I left, too.  There is nothing wrong with me, I mumbled to myself.  My tooth is fine, a little long and sore, but I’ll live.

I walked to a vineyard where the vines were old, over 50 years like me, I thought.  Maybe that wasn’t so old.  Dusty fat grapes hung off them, almost brown in their ripeness.  I picked one and it split open like a fig and its juice spilled out into my mouth as flavors unrolled like a carpet.  New patterns kept emerging, bright and sweet yet threaded with dark notes.  I’ve planted all of this.  And I’ll keep planting.  All these long rows like a pipeline heading . . . I kept walking.

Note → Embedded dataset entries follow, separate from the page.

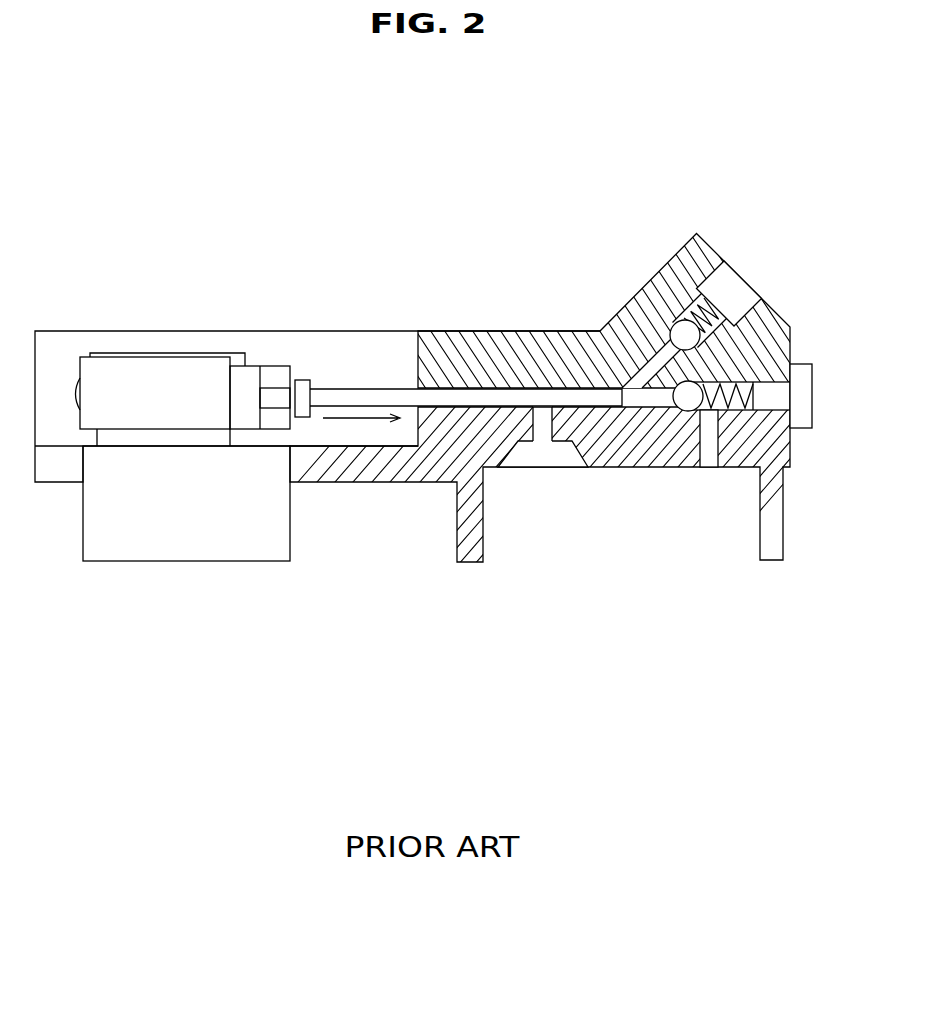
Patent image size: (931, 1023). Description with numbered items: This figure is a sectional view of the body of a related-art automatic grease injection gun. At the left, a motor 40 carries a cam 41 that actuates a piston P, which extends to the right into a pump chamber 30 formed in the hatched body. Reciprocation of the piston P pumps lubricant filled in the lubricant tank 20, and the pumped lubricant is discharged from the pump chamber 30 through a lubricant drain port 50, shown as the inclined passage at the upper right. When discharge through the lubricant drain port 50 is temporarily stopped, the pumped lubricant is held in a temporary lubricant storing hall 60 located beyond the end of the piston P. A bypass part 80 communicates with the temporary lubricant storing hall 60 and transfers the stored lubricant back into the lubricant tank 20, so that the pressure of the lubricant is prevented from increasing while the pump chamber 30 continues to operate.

The lubricant tank 20 is at (550, 458).
The pump chamber 30 is at (470, 332).
The motor 40 is at (140, 533).
The cam 41 is at (143, 385).
The lubricant drain port 50 is at (638, 292).
The temporary lubricant storing hall 60 is at (647, 400).
The bypass part 80 is at (713, 457).
The piston P is at (368, 387).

Dell picked me up in front of the theater.  The weather had turned cold and her face with rimmed with a fur-lined hood, like Diana, like a fantastical huntress.  Her young son was with her.  I told him about a man driving 100mph there.  It was Dell’s ex-husband, the boy’s father, but I kept that part to myself.  I made him into a legend and started to spin a story about him:  The dangerous maniac who had flown down streets and terrorized little dogs and children.   No one could stop him, no one dared and he had driven the same route we were on.  He just kept speeding along until he was airborne, I said, just as our car hit the crest of a hill, just as I looked at Dell and wondered why she was driving so fast.   “And then he flew with black hawks and came down into a blackened valley of ravens and cranes.”  I continued,  “swarmed by plump pigeons colored like koi, orange and white, lolling on wires by a barn.”  Her son looked at me askance and went back to his red and blue Legos, smashing one into another.

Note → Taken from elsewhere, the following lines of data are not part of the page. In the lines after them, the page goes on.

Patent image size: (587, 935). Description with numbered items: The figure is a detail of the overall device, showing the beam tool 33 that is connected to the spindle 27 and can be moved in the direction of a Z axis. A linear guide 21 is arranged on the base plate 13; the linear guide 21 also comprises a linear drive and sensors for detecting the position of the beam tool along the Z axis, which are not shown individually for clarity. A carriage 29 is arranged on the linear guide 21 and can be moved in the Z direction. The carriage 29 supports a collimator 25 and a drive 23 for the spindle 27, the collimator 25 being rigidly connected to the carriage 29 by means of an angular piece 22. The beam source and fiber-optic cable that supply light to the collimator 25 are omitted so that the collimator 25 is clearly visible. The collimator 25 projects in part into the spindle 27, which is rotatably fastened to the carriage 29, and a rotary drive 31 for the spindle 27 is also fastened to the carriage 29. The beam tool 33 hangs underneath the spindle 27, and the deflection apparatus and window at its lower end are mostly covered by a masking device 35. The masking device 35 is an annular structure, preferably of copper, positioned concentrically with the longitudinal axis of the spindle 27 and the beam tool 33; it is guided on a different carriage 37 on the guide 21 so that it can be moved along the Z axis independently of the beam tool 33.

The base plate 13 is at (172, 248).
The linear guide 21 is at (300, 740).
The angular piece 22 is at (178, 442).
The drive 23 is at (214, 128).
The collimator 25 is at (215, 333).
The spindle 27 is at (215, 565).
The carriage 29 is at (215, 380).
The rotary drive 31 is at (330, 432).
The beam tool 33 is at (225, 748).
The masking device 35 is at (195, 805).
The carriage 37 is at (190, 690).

“Dell, I need coffee,” I told her.  “I’m sorry.  I forgot to get one earlier.”  She glared at me for a minute and then relented.  She didn’t want to stop, but she knew a place.  We pulled over.  I realized that I really wanted a French press, but it would take too long.  We entered the coffee shop.  A man and his aged father were in line with us.  I quickly decided to order a latte, which was the fastest word I could think of.  The old man was asking for a burgundy and beef roast.  His son was trying to pull him back.  “Dad, they don’t have that here, it’s a coffee place.”  Dad persisted.  “Burgundy.  What do you have for burgundy?  Meat loaf will be alright if you don’t have a roast, and potatoes, mashed, with gravy.”  He turned to look at me.   I was trying not to stare back.  I lowered my eyes.  I felt embarrassed for my rushed order of a latte.  What he was ordering actually sounded better.  His son was mortified and I couldn’t help but share in his discomfort.   But what shame was there in asking for what one really wanted?  The old man had a thin blue worn washcloth in his hands.  He brought it up to my mouth and began wiping my lips.  “Hold still,” he said, “I’ll get it.”  He brushed the soft terrycloth over and all around my mouth.  I don’t know what was on my lips, but I let him wipe me clean.  I don’t know.  I don’t know.  But I let him wipe me clean anyway.